Au cœur du travail d’interprétation des censeurs : la théorie « au miroir1 » de la pratique

10Cette fine description des vota et des méthodes mises en œuvre pour interpréter s’appuie sur de nombreux exemples étudiés minutieusement et met l’accent sur la diversité des modes d’appropriation du texte littéraire alors même que des critères d’évaluation cadrent strictement les rapports censoriaux. On voit donc bien l’écart entre une doctrine fondée sur des catégories préétablies et une méthode plus empirique que systématique qui révèle une compréhension à géométrie variable de ces mêmes catégories et de leurs modalités d’application. Pour cette raison, l’intérêt des vota va bien au-delà de la seule contribution à la connaissance des procédures censoriales de la Congrégation et des motifs de condamnation, ils constituent des témoignages de réception, des observatoires de la manière dont la théorie s’articule à l’exercice pratique de la lecture et de l’interprétation.

11De telles variations dans les procédures herméneutiques montrent ainsi la difficile appréhension par les censeurs du discours de la fiction. Bien que le commentaire censorial ait une visée d’arbitrage et d’établissement d’un sens unifié, il se fonde sur des critères qui varient selon les époques, les sensibilités du commentateur, la méthode qu’il met en œuvre. À cet égard, ce livre apporte un regard singulier au conflit qui émaille les relations entre droit et littérature. Lorsque sa visée est de condamner ou non un livre, le censeur a le devoir d’arbitrer, il est obligé de statuer sur un sens qui par définition est multiple ne serait-ce qu’à cause de la variété des publics. Il est donc voué à produire un commentaire qui sera dans tous les cas critiquables. Il est condamné à être partiel et partial et a vocation à refermer l’« œuvre ouverte » pour paraphraser la célèbre formule de Umberto Eco. L’on comprend dès lors pourquoi la censure ne peut se défaire de l’image si négative de myopie interprétative qui lui colle à la peau.

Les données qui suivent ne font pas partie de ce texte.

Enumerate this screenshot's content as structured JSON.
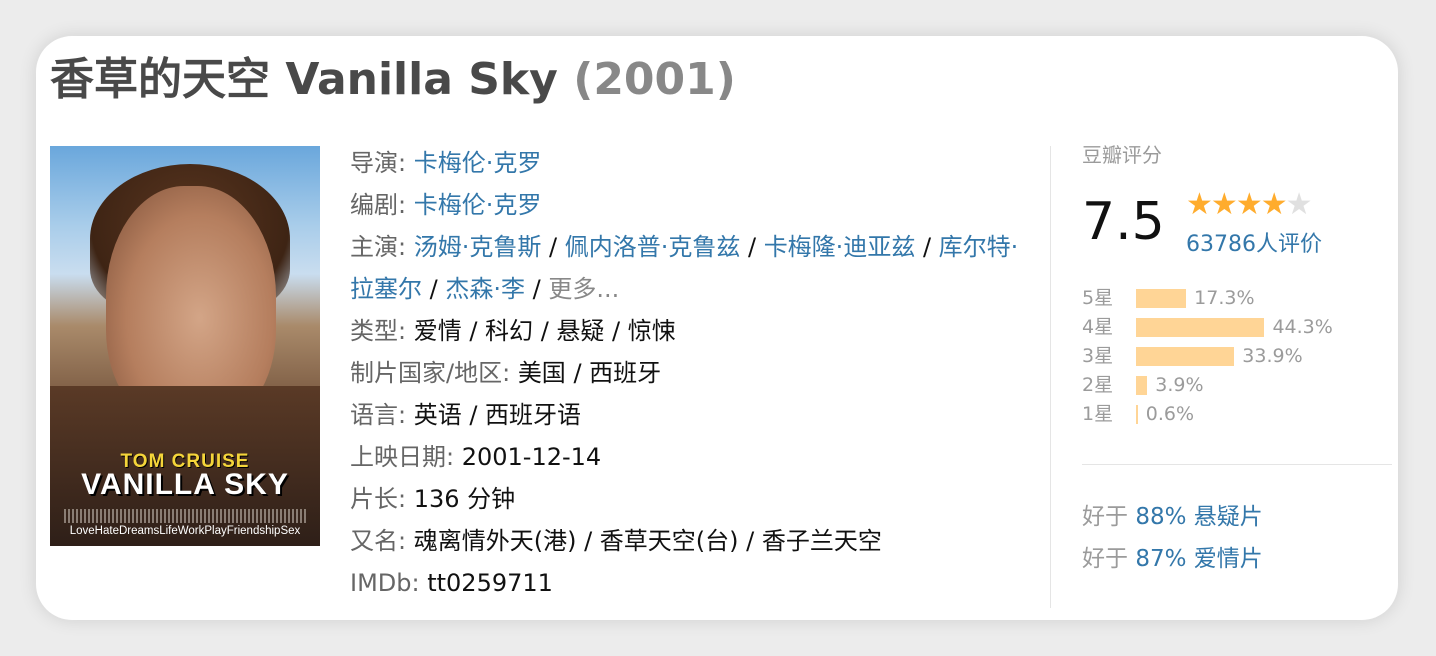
{
  "title": {
    "name": "香草的天空 Vanilla Sky",
    "year": "(2001)"
  },
  "poster": {
    "actor": "TOM CRUISE",
    "title": "VANILLA SKY",
    "tagline": "LoveHateDreamsLifeWorkPlayFriendshipSex"
  },
  "info": {
    "director": {
      "label": "导演",
      "value": "卡梅伦·克罗"
    },
    "writer": {
      "label": "编剧",
      "value": "卡梅伦·克罗"
    },
    "cast": {
      "label": "主演",
      "names": [
        "汤姆·克鲁斯",
        "佩内洛普·克鲁兹",
        "卡梅隆·迪亚兹",
        "库尔特·拉塞尔",
        "杰森·李"
      ],
      "more": "更多..."
    },
    "genre": {
      "label": "类型",
      "value": "爱情 / 科幻 / 悬疑 / 惊悚"
    },
    "country": {
      "label": "制片国家/地区",
      "value": "美国 / 西班牙"
    },
    "language": {
      "label": "语言",
      "value": "英语 / 西班牙语"
    },
    "release": {
      "label": "上映日期",
      "value": "2001-12-14"
    },
    "runtime": {
      "label": "片长",
      "value": "136 分钟"
    },
    "aka": {
      "label": "又名",
      "value": "魂离情外天(港) / 香草天空(台) / 香子兰天空"
    },
    "imdb": {
      "label": "IMDb",
      "value": "tt0259711"
    }
  },
  "rating": {
    "label": "豆瓣评分",
    "score": "7.5",
    "stars_filled": 4,
    "stars_total": 5,
    "votes": "63786人评价",
    "distribution": [
      {
        "label": "5星",
        "percent": 17.3,
        "text": "17.3%"
      },
      {
        "label": "4星",
        "percent": 44.3,
        "text": "44.3%"
      },
      {
        "label": "3星",
        "percent": 33.9,
        "text": "33.9%"
      },
      {
        "label": "2星",
        "percent": 3.9,
        "text": "3.9%"
      },
      {
        "label": "1星",
        "percent": 0.6,
        "text": "0.6%"
      }
    ],
    "better_than": [
      {
        "prefix": "好于",
        "value": "88% 悬疑片"
      },
      {
        "prefix": "好于",
        "value": "87% 爱情片"
      }
    ]
  },
  "colors": {
    "link": "#3377aa",
    "bar": "#ffd596",
    "star": "#ffac2d"
  }
}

12Enfin, on soulignera le souci constant de J.‑B. Amadieu de réinscrire ces différences d’appréciation et d’appropriation du texte dans des questionnements théoriques qui restent actuels et qui engendrent encore des débats qui animent le champ académique. On reconnait d’ailleurs bien là un travail guidé par Antoine Compagnon dont Le Démon de la théorie n’est jamais loin. En témoignent par exemple les chapitres consacrés à l’auteur et au lecteur, où J.‑B. Amadieu confronte sa description minutieuse des vota aux théories de Barthes, Foucault, Jauss, Compagnon, et les met en regard des débats qui ont lieu ailleurs et en d’autres temps, comme celui par exemple concernant la question de la réception de Céline et de son antisémitisme (voir conclusion).

13Le livre pose également à plusieurs reprises la question de l’identification du point de vue qui s’exprime dans une fiction. À partir de quand peut-on considérer par exemple qu’un roman qui met en scène l’adultère est une apologie de l’adultère ? Pour certains censeurs, il faut chercher un personnage qui est le porte-parole de l’auteur, pour d’autres, le seul fait de décrire l’adultère chez Balzac ou le duel chez Dumas suffit à rendre le livre condamnable. C’est finalement la distance de l’auteur par rapport au contenu de son livre qui se pose ici et qui ne peut pas ne faire écho aux procès contemporains de la fiction2. Comment savoir si un livre est doté d’un effet incitatif sur les lecteurs ? Comment appréhender les pouvoirs de la fiction ? Ce sont autant de questions qui aiment encore la recherche la plus contemporaine (voir par exemple le récent numéro de la revue COnTEXTES consacré à « la fiction contemporaine face à ses pouvoirs3 » et qui trouvent des réponses variées et irréductibles.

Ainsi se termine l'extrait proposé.